The performance of an “occupancy study” requires the availability of a specific radio-ligand for the particular molecular target. Unless already available (true for around 40 CNS targets), a new radio-ligand has to be developed, a complex process that requires 12 months or longer, and one that should be planned early in the course of a drug development programme. The introduction of in silico biomathematical modelling in recent years has accelerated the process of biomarker development by optimising the choice of candidate molecules from a starting series to develop the novel radio-ligand.
PET imaging is uniquely capable of quantifying each of the three pillars of CNS drug development.
Techniques such as blood oxygen level dependent (BOLD) and arterial spin labelling (ASL) functional Magnetic Resonance Imaging (fMRI) can provide non-invasive information on the changes in brain activity following drug administration. fMRI can be combined fruitfully with PET to provide information on both target engagement and resulting pharmacological modulation by the drug in the same study.
Alternative imaging avenues to evaluate target modulation or downstream effects include measuring the change in the density of a protein involved with disease progression (such as the misfolded proteins β-amyloid or τ-protein characteristically found aggregated in the brain of Alzheimer’s patients).
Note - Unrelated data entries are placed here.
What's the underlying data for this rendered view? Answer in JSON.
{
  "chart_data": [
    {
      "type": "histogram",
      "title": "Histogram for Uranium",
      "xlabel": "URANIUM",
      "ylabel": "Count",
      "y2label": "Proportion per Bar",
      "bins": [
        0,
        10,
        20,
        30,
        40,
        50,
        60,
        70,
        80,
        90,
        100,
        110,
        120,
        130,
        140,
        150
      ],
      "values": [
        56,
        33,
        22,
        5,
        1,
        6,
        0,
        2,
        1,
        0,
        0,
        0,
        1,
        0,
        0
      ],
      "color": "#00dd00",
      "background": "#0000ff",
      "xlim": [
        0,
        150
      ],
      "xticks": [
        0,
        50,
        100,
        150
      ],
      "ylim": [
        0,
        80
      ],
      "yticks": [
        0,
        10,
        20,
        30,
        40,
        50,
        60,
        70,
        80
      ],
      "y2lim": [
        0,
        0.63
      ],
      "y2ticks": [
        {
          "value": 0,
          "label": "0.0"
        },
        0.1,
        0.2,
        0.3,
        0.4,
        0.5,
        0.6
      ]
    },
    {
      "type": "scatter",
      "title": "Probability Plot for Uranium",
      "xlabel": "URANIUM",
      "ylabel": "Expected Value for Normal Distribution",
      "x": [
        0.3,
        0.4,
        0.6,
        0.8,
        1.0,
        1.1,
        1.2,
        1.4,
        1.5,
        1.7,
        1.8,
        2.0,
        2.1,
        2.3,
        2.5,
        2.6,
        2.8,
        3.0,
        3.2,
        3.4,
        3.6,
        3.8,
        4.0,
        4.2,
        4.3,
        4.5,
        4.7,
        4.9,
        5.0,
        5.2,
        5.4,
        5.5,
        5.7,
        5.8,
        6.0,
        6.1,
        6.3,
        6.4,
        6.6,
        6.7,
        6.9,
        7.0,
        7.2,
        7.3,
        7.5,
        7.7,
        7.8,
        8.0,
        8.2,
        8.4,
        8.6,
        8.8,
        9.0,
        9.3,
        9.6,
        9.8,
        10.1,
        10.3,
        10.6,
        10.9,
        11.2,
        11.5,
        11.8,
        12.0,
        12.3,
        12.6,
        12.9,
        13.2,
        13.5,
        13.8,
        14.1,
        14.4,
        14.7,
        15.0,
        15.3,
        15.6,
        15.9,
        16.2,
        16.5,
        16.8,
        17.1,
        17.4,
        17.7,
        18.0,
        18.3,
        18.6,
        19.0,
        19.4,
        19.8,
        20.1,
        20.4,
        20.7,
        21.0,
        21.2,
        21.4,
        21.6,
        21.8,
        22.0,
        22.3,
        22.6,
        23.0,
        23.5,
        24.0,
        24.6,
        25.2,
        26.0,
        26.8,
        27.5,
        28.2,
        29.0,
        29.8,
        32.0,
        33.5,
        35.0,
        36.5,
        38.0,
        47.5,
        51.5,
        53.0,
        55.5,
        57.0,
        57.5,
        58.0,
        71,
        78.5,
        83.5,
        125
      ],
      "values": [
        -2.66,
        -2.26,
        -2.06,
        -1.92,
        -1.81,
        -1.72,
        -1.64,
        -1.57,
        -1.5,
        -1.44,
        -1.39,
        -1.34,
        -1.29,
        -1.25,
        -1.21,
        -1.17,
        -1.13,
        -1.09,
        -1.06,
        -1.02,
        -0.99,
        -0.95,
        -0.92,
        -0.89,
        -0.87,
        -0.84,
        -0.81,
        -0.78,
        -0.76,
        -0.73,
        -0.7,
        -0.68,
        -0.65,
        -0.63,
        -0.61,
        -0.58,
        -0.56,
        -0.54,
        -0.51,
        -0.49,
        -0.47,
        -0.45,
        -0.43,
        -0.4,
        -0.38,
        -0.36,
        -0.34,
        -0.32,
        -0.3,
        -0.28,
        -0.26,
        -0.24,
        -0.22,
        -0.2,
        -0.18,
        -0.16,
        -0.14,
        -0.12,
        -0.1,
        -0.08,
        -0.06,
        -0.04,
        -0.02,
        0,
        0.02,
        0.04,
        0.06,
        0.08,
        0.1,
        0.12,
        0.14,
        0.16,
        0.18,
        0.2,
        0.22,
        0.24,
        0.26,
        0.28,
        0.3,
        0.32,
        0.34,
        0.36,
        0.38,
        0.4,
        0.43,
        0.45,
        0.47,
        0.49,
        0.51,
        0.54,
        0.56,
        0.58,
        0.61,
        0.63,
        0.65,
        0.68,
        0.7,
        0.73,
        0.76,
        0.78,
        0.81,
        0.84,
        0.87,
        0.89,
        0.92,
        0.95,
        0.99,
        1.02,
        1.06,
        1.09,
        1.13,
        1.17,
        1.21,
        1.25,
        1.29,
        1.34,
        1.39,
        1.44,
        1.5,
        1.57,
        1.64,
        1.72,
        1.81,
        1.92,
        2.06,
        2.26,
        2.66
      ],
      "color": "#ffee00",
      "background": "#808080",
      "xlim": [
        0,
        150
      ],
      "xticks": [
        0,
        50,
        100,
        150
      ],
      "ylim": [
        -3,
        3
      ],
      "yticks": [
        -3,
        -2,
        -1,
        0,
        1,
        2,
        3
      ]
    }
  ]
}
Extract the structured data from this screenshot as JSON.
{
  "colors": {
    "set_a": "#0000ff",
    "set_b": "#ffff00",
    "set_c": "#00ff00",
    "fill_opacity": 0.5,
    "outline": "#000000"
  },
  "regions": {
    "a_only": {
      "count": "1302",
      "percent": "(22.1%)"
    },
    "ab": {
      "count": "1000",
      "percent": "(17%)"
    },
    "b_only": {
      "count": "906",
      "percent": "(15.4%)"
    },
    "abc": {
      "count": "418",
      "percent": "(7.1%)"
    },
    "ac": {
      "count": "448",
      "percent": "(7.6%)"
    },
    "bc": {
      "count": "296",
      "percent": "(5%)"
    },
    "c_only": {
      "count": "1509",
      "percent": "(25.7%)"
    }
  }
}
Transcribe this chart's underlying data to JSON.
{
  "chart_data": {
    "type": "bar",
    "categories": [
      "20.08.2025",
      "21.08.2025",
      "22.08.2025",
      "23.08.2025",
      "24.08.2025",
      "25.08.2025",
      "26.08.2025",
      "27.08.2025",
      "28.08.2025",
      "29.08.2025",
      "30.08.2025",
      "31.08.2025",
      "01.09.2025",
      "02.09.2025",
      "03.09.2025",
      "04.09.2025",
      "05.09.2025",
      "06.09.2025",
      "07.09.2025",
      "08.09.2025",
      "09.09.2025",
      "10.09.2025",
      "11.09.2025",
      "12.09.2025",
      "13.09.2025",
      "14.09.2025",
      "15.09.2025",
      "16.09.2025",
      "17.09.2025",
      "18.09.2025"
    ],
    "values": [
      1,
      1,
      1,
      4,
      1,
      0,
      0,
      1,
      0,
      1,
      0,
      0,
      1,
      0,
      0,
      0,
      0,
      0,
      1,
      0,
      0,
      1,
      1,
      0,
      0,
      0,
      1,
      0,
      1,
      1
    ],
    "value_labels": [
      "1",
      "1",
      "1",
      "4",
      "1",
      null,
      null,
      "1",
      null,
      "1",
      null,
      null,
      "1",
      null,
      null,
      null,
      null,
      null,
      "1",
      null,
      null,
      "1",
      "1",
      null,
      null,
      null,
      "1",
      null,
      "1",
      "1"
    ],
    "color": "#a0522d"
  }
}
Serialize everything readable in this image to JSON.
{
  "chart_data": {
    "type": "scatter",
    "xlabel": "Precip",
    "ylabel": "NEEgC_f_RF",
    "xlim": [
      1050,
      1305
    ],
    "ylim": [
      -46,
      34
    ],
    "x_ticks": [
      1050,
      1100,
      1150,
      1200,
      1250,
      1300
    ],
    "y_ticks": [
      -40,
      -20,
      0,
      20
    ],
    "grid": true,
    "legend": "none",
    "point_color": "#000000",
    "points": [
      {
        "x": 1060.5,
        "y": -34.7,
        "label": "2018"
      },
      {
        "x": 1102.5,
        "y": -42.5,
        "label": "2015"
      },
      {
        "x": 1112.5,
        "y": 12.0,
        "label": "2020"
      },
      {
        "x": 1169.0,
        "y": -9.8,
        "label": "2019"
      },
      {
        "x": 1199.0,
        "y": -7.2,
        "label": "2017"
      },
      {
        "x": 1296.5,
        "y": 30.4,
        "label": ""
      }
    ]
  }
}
Other approaches include the measurement of the direct or indirect (downstream) effect of drug candidates on the proliferation of brain immune cells, microglia, as a sign of brain inflammation, or on changes in the release of neurotransmitter molecules such as dopamine and serotonin across synapses (the gaps between brain cells) to indicate changes in brain function. Detection of target modulation or downstream effects provides confidence that the novel compound is pharmacologically active – and in combination with data acquired in an occupancy study can allow the determination of the relationship between the dose administered and the resulting pharmacological effects.
Dr Eugenii Rabiner and Dr Roger Gunn’s 2017 paper describes the current state of the art in the application of translational imaging in support of CNS drug development. With a growing number of biomarkers being developed, the amount of information that occupancy studies and PET imaging can provide will rapidly expand. This has a huge significance in accelerating the field of CNS drug development, reducing the money and resources spent researching ineffective pharmaceutical compounds, and concentrating efforts to develop effective treatments for CNS diseases.
With such advances, how much of a reduction in the time and money spent developing drugs for CNS diseases can be expected?
<> The intelligent use of translational biomarkers will accelerate the process of drug development by allowing a better choice of doses to be tested in clinical trials. That may lead to a saving of one to two years in the life of a drug. However, the main benefit of these technologies is not in accelerating the development of individual compounds, but by allowing us to discard unsuccessful compounds very early in the development process and reallocate the resources to more promising candidates – thus increasing the total number of drugs being developed.